Four bird watchers identified a state-record 206 bird species during a one-day tour of Kansas.
It was the kind of dream hunt ornithologists can only experience by skipping sleep.
During a 24-hour journey, a team that included two Kansas University researchers tracked down 206 species of birds residing in Kansas.
"It was record for a single calendar date in Kansas. We had a good morning," Townsend Peterson, curator of ornithology at the KU Museum of Natural History, said Thursday.
The total was among the highest recorded in the United States -- certainly in the top 10. Higher counts have been reported only in coastal states such as California, Texas and New Jersey, where the occurrence of shorebirds magnifies species diversity.
Peterson was joined on the May 13 excursion by Mark Robbins, the museum's collection manager for birds; Sebastian Patti of Chicago; and Chris Hobbs of Bonner Springs.
They parlayed the sightseeing trip, called the Bird-a-thon, into a fund-raising event for the museum's ornithology division.

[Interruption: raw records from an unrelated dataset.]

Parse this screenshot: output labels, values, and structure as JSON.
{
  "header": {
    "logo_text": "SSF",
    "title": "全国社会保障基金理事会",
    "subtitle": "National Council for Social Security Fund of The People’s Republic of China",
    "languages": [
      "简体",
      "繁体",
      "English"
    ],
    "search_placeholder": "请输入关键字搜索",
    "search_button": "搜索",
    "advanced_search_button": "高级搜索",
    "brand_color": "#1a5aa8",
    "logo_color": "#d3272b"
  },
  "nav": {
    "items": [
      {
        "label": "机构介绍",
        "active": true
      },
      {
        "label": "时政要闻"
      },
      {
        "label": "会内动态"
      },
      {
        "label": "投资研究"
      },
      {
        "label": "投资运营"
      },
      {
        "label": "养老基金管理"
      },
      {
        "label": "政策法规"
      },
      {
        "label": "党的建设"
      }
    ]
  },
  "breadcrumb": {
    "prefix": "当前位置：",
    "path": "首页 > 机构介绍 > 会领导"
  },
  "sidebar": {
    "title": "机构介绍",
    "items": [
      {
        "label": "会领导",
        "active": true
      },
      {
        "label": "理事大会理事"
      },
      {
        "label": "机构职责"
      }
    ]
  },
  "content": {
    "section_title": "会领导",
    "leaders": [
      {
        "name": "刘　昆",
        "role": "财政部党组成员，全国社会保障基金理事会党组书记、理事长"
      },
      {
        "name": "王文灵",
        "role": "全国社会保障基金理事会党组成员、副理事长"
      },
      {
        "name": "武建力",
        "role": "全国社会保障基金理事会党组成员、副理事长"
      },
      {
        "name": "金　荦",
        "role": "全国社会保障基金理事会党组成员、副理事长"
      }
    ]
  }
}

It's all part of a 29-year-old tradition of Big Days, bird-watching competitions governed by the American Birding Assn.
The association requires that each member of a Big Day team remain within hearing of all other members throughout the search and that all members observe at least 95 percent of the species.
"We've been doing this four years," Peterson said. "It is exhausting. It is, without a doubt, quite fun."
In the first year, the group observed 205 species to break the previous state record of 200. They identified 204 the second year and 200 the third year. Their modern state record of 206 is apparently safe until next year's trip.
"The idea is to start at midnight," Peterson said. "We start around Lawrence. We have species staked out that we can find easily at night. Some birds sing at night."
Around Lawrence, they found two birds whose populations had declined because of loss of native prairie -- the greater prairie chicken and Henslow's sparrow.
After dawn, the team recorded 26 kinds of warblers in the Missouri River bottoms near Leavenworth. The team traveled west to Cheyenne Bottoms and the Quivira National Wildlife Refuge, where they saw most of the water birds recorded that day.
By the end of the day, the team had covered 525 miles.
"The idea is you have to get as much diversity geographically as possible. Kansas is uniquely suited to doing this," Peterson said.